A British security researcher discovered today that recent security vulnerability in the Sudo application also affects functional macOS system (not just Linux and BSD).
The vulnerability, revealed last week as CVE-2021-3156 (aka Baron Samedit) by Qualys security researchers, affects Sudo, a application which allows administrators to give limited root access to other users.
Qualys researchers have discovered that they could cause a "heap overflow" in the Sudo application to change the current user's low privilege access to root-level commands, giving a potential attacker access to the entire system.
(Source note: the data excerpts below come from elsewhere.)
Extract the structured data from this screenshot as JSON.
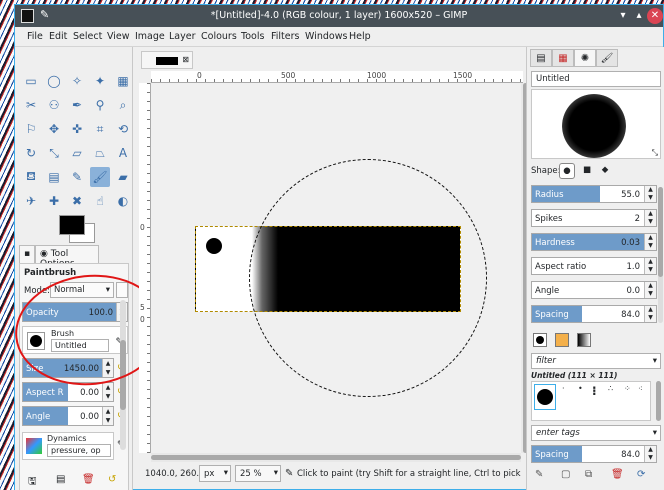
{
  "window": {
    "title": "*[Untitled]-4.0 (RGB colour, 1 layer) 1600x520 – GIMP",
    "controls": {
      "minimize": "▾",
      "maximize": "▴",
      "close": "✕"
    }
  },
  "menu": [
    "File",
    "Edit",
    "Select",
    "View",
    "Image",
    "Layer",
    "Colours",
    "Tools",
    "Filters",
    "Windows",
    "Help"
  ],
  "toolbox": {
    "tools": [
      {
        "name": "rect-select-icon",
        "glyph": "▭"
      },
      {
        "name": "ellipse-select-icon",
        "glyph": "◯"
      },
      {
        "name": "free-select-icon",
        "glyph": "✧"
      },
      {
        "name": "fuzzy-select-icon",
        "glyph": "✦"
      },
      {
        "name": "select-by-color-icon",
        "glyph": "▦"
      },
      {
        "name": "scissors-icon",
        "glyph": "✂"
      },
      {
        "name": "foreground-select-icon",
        "glyph": "⚇"
      },
      {
        "name": "paths-icon",
        "glyph": "✒"
      },
      {
        "name": "color-picker-icon",
        "glyph": "⚲"
      },
      {
        "name": "zoom-icon",
        "glyph": "⌕"
      },
      {
        "name": "measure-icon",
        "glyph": "⚐"
      },
      {
        "name": "move-icon",
        "glyph": "✥"
      },
      {
        "name": "align-icon",
        "glyph": "✜"
      },
      {
        "name": "crop-icon",
        "glyph": "⌗"
      },
      {
        "name": "unified-transform-icon",
        "glyph": "⟲"
      },
      {
        "name": "rotate-icon",
        "glyph": "↻"
      },
      {
        "name": "scale-icon",
        "glyph": "⤡"
      },
      {
        "name": "shear-icon",
        "glyph": "▱"
      },
      {
        "name": "perspective-icon",
        "glyph": "⏢"
      },
      {
        "name": "text-icon",
        "glyph": "A"
      },
      {
        "name": "bucket-fill-icon",
        "glyph": "⛾"
      },
      {
        "name": "gradient-icon",
        "glyph": "▤"
      },
      {
        "name": "pencil-icon",
        "glyph": "✎"
      },
      {
        "name": "paintbrush-icon",
        "glyph": "🖌"
      },
      {
        "name": "eraser-icon",
        "glyph": "▰"
      },
      {
        "name": "airbrush-icon",
        "glyph": "✈"
      },
      {
        "name": "clone-icon",
        "glyph": "✚"
      },
      {
        "name": "heal-icon",
        "glyph": "✖"
      },
      {
        "name": "smudge-icon",
        "glyph": "☝"
      },
      {
        "name": "dodge-burn-icon",
        "glyph": "◐"
      }
    ],
    "active_tool": "paintbrush-icon"
  },
  "tool_options": {
    "tabs": [
      "",
      "Tool Options"
    ],
    "title": "Paintbrush",
    "mode_label": "Mode:",
    "mode_value": "Normal",
    "opacity": {
      "label": "Opacity",
      "value": "100.0",
      "fraction": 1.0
    },
    "brush_label": "Brush",
    "brush_value": "Untitled",
    "size": {
      "label": "Size",
      "value": "1450.00",
      "fraction": 0.92
    },
    "aspect": {
      "label": "Aspect R",
      "value": "0.00",
      "fraction": 0.5
    },
    "angle": {
      "label": "Angle",
      "value": "0.00",
      "fraction": 0.5
    },
    "dynamics_label": "Dynamics",
    "dynamics_value": "pressure, op"
  },
  "image_tab": {
    "close": "⊠"
  },
  "rulers": {
    "top": [
      "0",
      "500",
      "1000",
      "1500"
    ],
    "left": [
      "0",
      "5",
      "0"
    ]
  },
  "status": {
    "coords": "1040.0, 260.0",
    "unit": "px",
    "zoom": "25 %",
    "message": "Click to paint (try Shift for a straight line, Ctrl to pick ..."
  },
  "dock": {
    "brush_name": "Untitled",
    "shape_label": "Shape:",
    "shapes": [
      "●",
      "■",
      "◆"
    ],
    "params": [
      {
        "label": "Radius",
        "value": "55.0",
        "fraction": 0.55
      },
      {
        "label": "Spikes",
        "value": "2",
        "fraction": 0.0
      },
      {
        "label": "Hardness",
        "value": "0.03",
        "fraction": 1.0
      },
      {
        "label": "Aspect ratio",
        "value": "1.0",
        "fraction": 0.0
      },
      {
        "label": "Angle",
        "value": "0.0",
        "fraction": 0.0
      },
      {
        "label": "Spacing",
        "value": "84.0",
        "fraction": 0.4
      }
    ],
    "filter_placeholder": "filter",
    "brush_list_label": "Untitled (111 × 111)",
    "tags_placeholder": "enter tags",
    "spacing": {
      "label": "Spacing",
      "value": "84.0",
      "fraction": 0.4
    }
  },
  "colors": {
    "accent": "#6e9bc9",
    "titlebar": "#475057",
    "annotation": "#e01616"
  }
}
The only requirement to exploit this flaw was that an attacker must gain access to a system, which the researchers said could be done either by placing a malicious software on a device or by brute-forcing on low privileged system accounts.
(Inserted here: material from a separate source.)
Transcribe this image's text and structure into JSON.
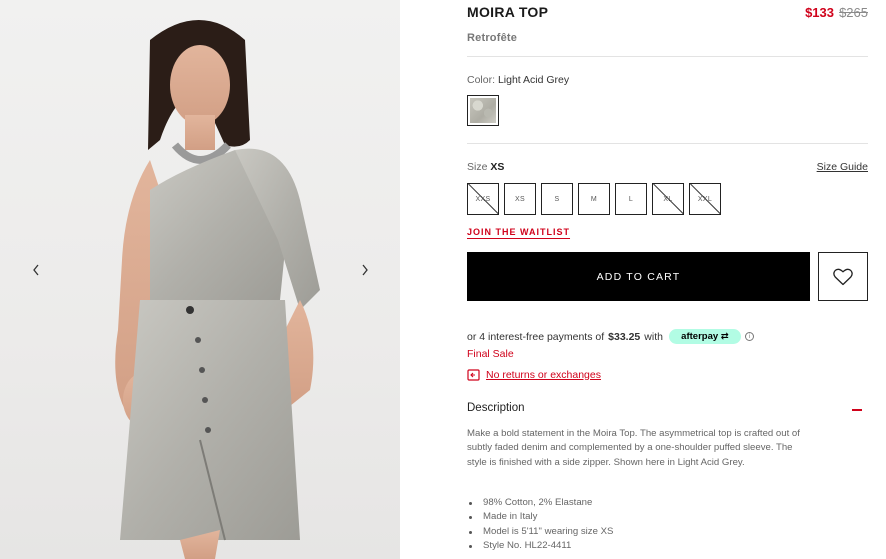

CVE-2021-3156 also impacts @apple MacOS Big Sur (unpatched at present), you can enable exploitation of the issue by symlinking sudo to sudoedit and then triggering the heap overflow to escalate one's privileges to 1337 uid = 0. Fun for @ p0sixninja pic.twitter.com/tyXFB3odxE
— hackerfantastic.x (@hackerfantastic) February 2, 2021
However, as shown by Matthew Hickey, ο συνfounder of Hacker House on Twitter, the latest version of macOS also has the Sudo app.
Hickey said he tested the CVE-2021-3156 vulnerability and found that with some modifications, the security loophole could be used to give potential intruders access to macOS root accounts.
"To enable it, you just need to replace argv [0] or create a symlink, which will expose the operating system to the same local root vulnerability that affected Linux users last week."
The researcher said that he informed Apple about this problem. So an update from Cupertino is probably expected.